We introduce four uncertain input parameters into the black box. Similar to the previous study, we assume that each parameter has a normal distribution in the range of \(\pm 20\%\) around its original value. Finally, we perform the sensitivity analysis to explore how these parameters affect the resulting heat fluxes that determine the transport coefficients. It will also allow us to reduce the number of uncertain inputs that have negligible effect on the output variance [16, 25].

Fig. 3.

First-order Sobol indices electron and ion heat fluxes.

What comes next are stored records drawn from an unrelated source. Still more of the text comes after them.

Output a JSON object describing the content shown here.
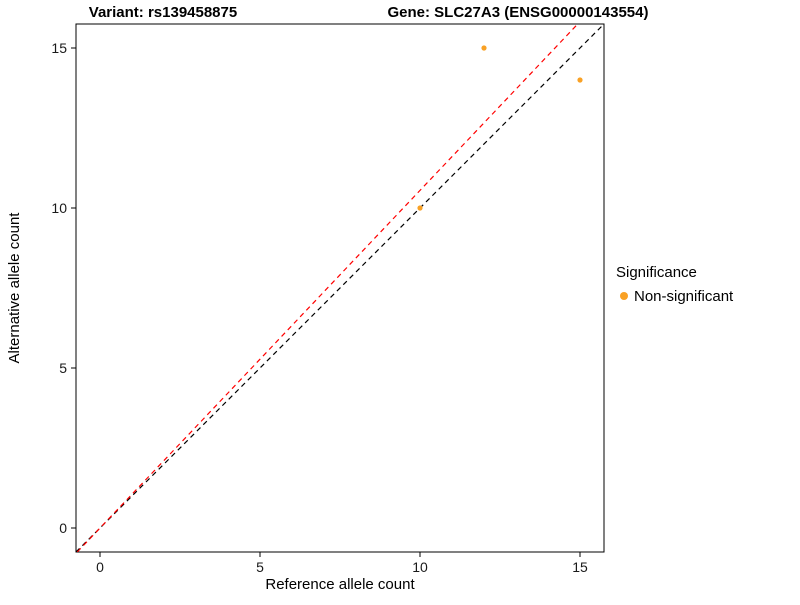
{
  "chart_data": {
    "type": "scatter",
    "title_left": "Variant: rs139458875",
    "title_right": "Gene: SLC27A3 (ENSG00000143554)",
    "xlabel": "Reference allele count",
    "ylabel": "Alternative allele count",
    "xlim": [
      -0.75,
      15.75
    ],
    "ylim": [
      -0.75,
      15.75
    ],
    "xticks": [
      0,
      5,
      10,
      15
    ],
    "yticks": [
      0,
      5,
      10,
      15
    ],
    "grid": false,
    "point_color": "#F9A125",
    "points": [
      {
        "x": 10,
        "y": 10,
        "significance": "Non-significant"
      },
      {
        "x": 12,
        "y": 15,
        "significance": "Non-significant"
      },
      {
        "x": 15,
        "y": 14,
        "significance": "Non-significant"
      }
    ],
    "lines": [
      {
        "name": "identity-line",
        "color": "#000000",
        "style": "dashed",
        "slope": 1.0,
        "intercept": 0
      },
      {
        "name": "fit-line",
        "color": "#FF0000",
        "style": "dashed",
        "slope": 1.055,
        "intercept": 0
      }
    ],
    "legend": {
      "title": "Significance",
      "items": [
        {
          "label": "Non-significant",
          "color": "#F9A125"
        }
      ]
    }
  }
}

As indicated in Fig. 3, the variance in the electrons and ion heat fluxes are mainly due to the uncertainty in temperature gradients. However, we should be cautious about the impact coming from temperature uncertainties, especially Ti on ion heat flux.

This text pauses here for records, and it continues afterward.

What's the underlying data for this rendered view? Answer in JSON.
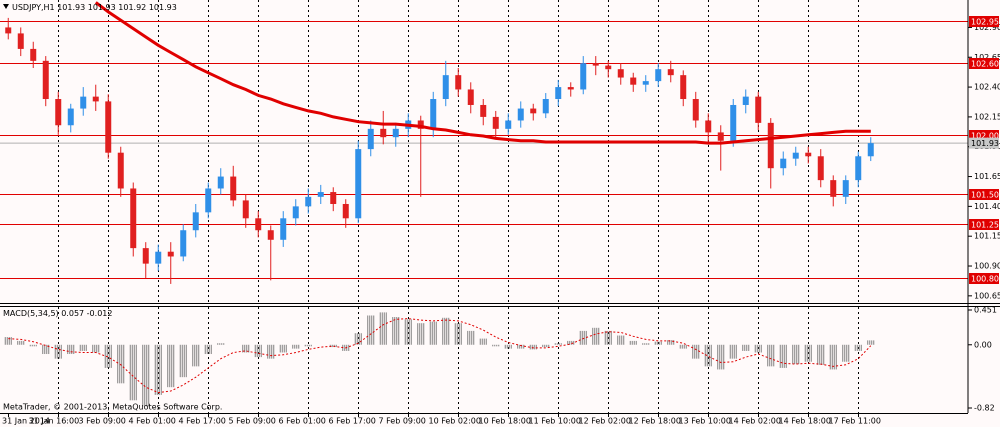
{
  "chart_data": [
    {
      "type": "candlestick",
      "title": "USDJPY,H1",
      "header_values": [
        101.93,
        101.93,
        101.92,
        101.93
      ],
      "categories": [
        "31 Jan 2014",
        null,
        null,
        null,
        "31 Jan 16:00",
        null,
        null,
        null,
        "3 Feb 09:00",
        null,
        null,
        null,
        "4 Feb 01:00",
        null,
        null,
        null,
        "4 Feb 17:00",
        null,
        null,
        null,
        "5 Feb 09:00",
        null,
        null,
        null,
        "6 Feb 01:00",
        null,
        null,
        null,
        "6 Feb 17:00",
        null,
        null,
        null,
        "7 Feb 09:00",
        null,
        null,
        null,
        "10 Feb 02:00",
        null,
        null,
        null,
        "10 Feb 18:00",
        null,
        null,
        null,
        "11 Feb 10:00",
        null,
        null,
        null,
        "12 Feb 02:00",
        null,
        null,
        null,
        "12 Feb 18:00",
        null,
        null,
        null,
        "13 Feb 10:00",
        null,
        null,
        null,
        "14 Feb 02:00",
        null,
        null,
        null,
        "14 Feb 18:00",
        null,
        null,
        null,
        "17 Feb 11:00",
        null
      ],
      "open": [
        102.9,
        102.85,
        102.72,
        102.62,
        102.3,
        102.08,
        102.22,
        102.32,
        102.28,
        101.85,
        101.55,
        101.05,
        100.92,
        101.02,
        100.98,
        101.2,
        101.35,
        101.55,
        101.65,
        101.45,
        101.3,
        101.2,
        101.12,
        101.3,
        101.4,
        101.48,
        101.52,
        101.42,
        101.3,
        101.88,
        102.05,
        101.98,
        102.05,
        102.12,
        102.05,
        102.3,
        102.5,
        102.38,
        102.25,
        102.15,
        102.05,
        102.12,
        102.22,
        102.18,
        102.3,
        102.4,
        102.38,
        102.6,
        102.58,
        102.55,
        102.48,
        102.42,
        102.45,
        102.55,
        102.5,
        102.3,
        102.12,
        102.02,
        101.95,
        102.25,
        102.32,
        102.1,
        101.72,
        101.8,
        101.85,
        101.82,
        101.62,
        101.48,
        101.62,
        101.82
      ],
      "high": [
        102.98,
        102.9,
        102.78,
        102.66,
        102.36,
        102.26,
        102.4,
        102.42,
        102.34,
        101.9,
        101.6,
        101.1,
        101.08,
        101.1,
        101.25,
        101.42,
        101.6,
        101.72,
        101.74,
        101.5,
        101.36,
        101.24,
        101.36,
        101.46,
        101.55,
        101.58,
        101.56,
        101.46,
        101.95,
        102.12,
        102.2,
        102.1,
        102.18,
        102.16,
        102.36,
        102.62,
        102.56,
        102.44,
        102.3,
        102.2,
        102.18,
        102.28,
        102.26,
        102.35,
        102.46,
        102.44,
        102.66,
        102.66,
        102.62,
        102.6,
        102.52,
        102.5,
        102.6,
        102.62,
        102.54,
        102.36,
        102.18,
        102.08,
        102.3,
        102.38,
        102.36,
        102.14,
        101.86,
        101.9,
        101.9,
        101.88,
        101.66,
        101.66,
        101.86,
        101.98
      ],
      "low": [
        102.8,
        102.66,
        102.56,
        102.24,
        102.0,
        102.02,
        102.16,
        102.2,
        101.8,
        101.48,
        100.98,
        100.8,
        100.86,
        100.75,
        100.94,
        101.14,
        101.3,
        101.5,
        101.4,
        101.22,
        101.14,
        100.78,
        101.06,
        101.24,
        101.34,
        101.42,
        101.36,
        101.22,
        101.26,
        101.82,
        101.92,
        101.9,
        101.98,
        101.48,
        101.98,
        102.24,
        102.32,
        102.18,
        102.08,
        101.98,
        102.0,
        102.06,
        102.12,
        102.14,
        102.24,
        102.32,
        102.34,
        102.5,
        102.48,
        102.42,
        102.36,
        102.36,
        102.4,
        102.44,
        102.24,
        102.06,
        101.94,
        101.7,
        101.9,
        102.18,
        102.04,
        101.55,
        101.66,
        101.74,
        101.76,
        101.56,
        101.4,
        101.42,
        101.56,
        101.78
      ],
      "close": [
        102.85,
        102.72,
        102.62,
        102.3,
        102.08,
        102.22,
        102.32,
        102.28,
        101.85,
        101.55,
        101.05,
        100.92,
        101.02,
        100.98,
        101.2,
        101.35,
        101.55,
        101.65,
        101.45,
        101.3,
        101.2,
        101.12,
        101.3,
        101.4,
        101.48,
        101.52,
        101.42,
        101.3,
        101.88,
        102.05,
        101.98,
        102.05,
        102.12,
        102.05,
        102.3,
        102.5,
        102.38,
        102.25,
        102.15,
        102.05,
        102.12,
        102.22,
        102.18,
        102.3,
        102.4,
        102.38,
        102.6,
        102.58,
        102.55,
        102.48,
        102.42,
        102.45,
        102.55,
        102.5,
        102.3,
        102.12,
        102.02,
        101.95,
        102.25,
        102.32,
        102.1,
        101.72,
        101.8,
        101.85,
        101.82,
        101.62,
        101.48,
        101.62,
        101.82,
        101.93
      ],
      "up_color": "#2f8fe8",
      "down_color": "#e02020",
      "moving_average": {
        "color": "#e00000",
        "values": [
          null,
          null,
          null,
          null,
          null,
          null,
          null,
          103.11,
          103.03,
          102.96,
          102.89,
          102.82,
          102.75,
          102.69,
          102.63,
          102.57,
          102.52,
          102.47,
          102.42,
          102.38,
          102.33,
          102.3,
          102.26,
          102.23,
          102.2,
          102.18,
          102.15,
          102.13,
          102.11,
          102.1,
          102.09,
          102.09,
          102.08,
          102.07,
          102.05,
          102.04,
          102.02,
          102.0,
          101.99,
          101.97,
          101.96,
          101.95,
          101.95,
          101.94,
          101.94,
          101.94,
          101.94,
          101.94,
          101.94,
          101.94,
          101.94,
          101.94,
          101.94,
          101.94,
          101.94,
          101.94,
          101.93,
          101.93,
          101.94,
          101.95,
          101.96,
          101.97,
          101.98,
          101.99,
          102.0,
          102.01,
          102.02,
          102.03,
          102.03,
          102.03
        ]
      },
      "levels_color": "#e00000",
      "levels": [
        102.95,
        {
          "value": 102.6,
          "label": "102.60"
        },
        {
          "value": 102.0,
          "label": "102.00"
        },
        {
          "value": 101.5,
          "label": "101.50"
        },
        101.25,
        {
          "value": 100.8,
          "label": "100.80"
        }
      ],
      "current_price": 101.93,
      "ylim": [
        100.59,
        103.13
      ],
      "yticks": [
        {
          "value": 102.9,
          "label": "102.90"
        },
        102.65,
        {
          "value": 102.4,
          "label": "102.40"
        },
        102.15,
        {
          "value": 101.9,
          "label": "101.90"
        },
        101.65,
        {
          "value": 101.4,
          "label": "101.40"
        },
        101.15,
        {
          "value": 100.9,
          "label": "100.90"
        },
        100.65
      ],
      "grid": true
    },
    {
      "type": "macd",
      "title": "MACD(5,34,5)",
      "header_values": [
        0.057,
        -0.012
      ],
      "histogram_color": "#808080",
      "signal_color": "#e00000",
      "histogram": [
        0.1,
        0.05,
        -0.02,
        -0.12,
        -0.18,
        -0.12,
        -0.08,
        -0.1,
        -0.3,
        -0.5,
        -0.72,
        -0.8,
        -0.65,
        -0.55,
        -0.42,
        -0.28,
        -0.12,
        0.02,
        0.0,
        -0.1,
        -0.16,
        -0.18,
        -0.1,
        -0.05,
        -0.02,
        0.0,
        -0.03,
        -0.08,
        0.15,
        0.38,
        0.42,
        0.36,
        0.33,
        0.28,
        0.3,
        0.35,
        0.28,
        0.18,
        0.08,
        -0.02,
        -0.05,
        -0.05,
        -0.06,
        -0.03,
        0.02,
        0.05,
        0.18,
        0.22,
        0.18,
        0.12,
        0.05,
        0.02,
        0.04,
        0.06,
        -0.05,
        -0.18,
        -0.28,
        -0.32,
        -0.18,
        -0.08,
        -0.1,
        -0.28,
        -0.3,
        -0.25,
        -0.22,
        -0.26,
        -0.32,
        -0.22,
        -0.08,
        0.057
      ],
      "signal": [
        0.08,
        0.07,
        0.04,
        -0.01,
        -0.06,
        -0.09,
        -0.1,
        -0.1,
        -0.16,
        -0.26,
        -0.41,
        -0.55,
        -0.62,
        -0.6,
        -0.52,
        -0.42,
        -0.3,
        -0.18,
        -0.1,
        -0.08,
        -0.11,
        -0.14,
        -0.13,
        -0.1,
        -0.06,
        -0.03,
        -0.02,
        -0.04,
        0.02,
        0.14,
        0.26,
        0.33,
        0.34,
        0.32,
        0.31,
        0.32,
        0.31,
        0.26,
        0.19,
        0.1,
        0.03,
        -0.01,
        -0.04,
        -0.04,
        -0.02,
        0.01,
        0.08,
        0.14,
        0.17,
        0.16,
        0.11,
        0.07,
        0.05,
        0.05,
        0.02,
        -0.06,
        -0.15,
        -0.23,
        -0.22,
        -0.16,
        -0.12,
        -0.18,
        -0.24,
        -0.25,
        -0.24,
        -0.25,
        -0.28,
        -0.26,
        -0.18,
        -0.012
      ],
      "ylim": [
        -0.82,
        0.451
      ],
      "yticks": [
        0.451,
        {
          "value": 0,
          "label": "0.00"
        },
        -0.82
      ]
    }
  ],
  "footer": "MetaTrader, © 2001-2013, MetaQuotes Software Corp."
}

In this case, we also use PCE method with spectral projection and with regression. As in the previous case, we also set the polynomial order to 4 and have 4 uncertain parameters, hence, the number of samples required are 1296 and 140, respectively. The parallel execution of the samples, whether the black box contains serial or parallel codes, is done via QCG PilotJob [5]. This middleware considers each sample as an independent job, but schedule them dynamically through a single batch allocation. For example, using 32 cores for each sample, we notice that the time to run UQ simulation with regression is 10 times less than the spectral projection.

5 Conclusion

In this paper, we presented results from the introduction of uncertainty quantification and sensitivity analysis methods in our multiscale fusion workflow application. We focused so far on two black box use cases: the entire coupled workflow with simple analytical model for turbulence, and singled-out 3D gyrofluid turbulence model. Integration of the non-intrusive methods was done with the EasyVVUQ library and the parallel execution of samples was performed in a single batch allocation with QCG-PilotJob. Both tools, available as part of the VECMA toolkit and in conjunction with the coupled workflow nature of our application, have proven to be simple to use and to allow a large variety of experiments with different methods and models.

A next step will be to use quantified uncertainties in order to improve the validation of our simulation results against experimental measurements. We also want to explore semi-intrusive methods, by coupling black boxes with propagation of uncertainties or by replacing the expensive 3D model with a cheap surrogate, in order to reduce the computational cost for quantifying the uncertainties such as it can be performed routinely in our simulation. Other optimizations (e.g. parallelization of the sampling step with a closer EasyVVUQ–QCG-PilotJob integration) and scalability tests are being performed and will be the subject of a more in-depth performance study.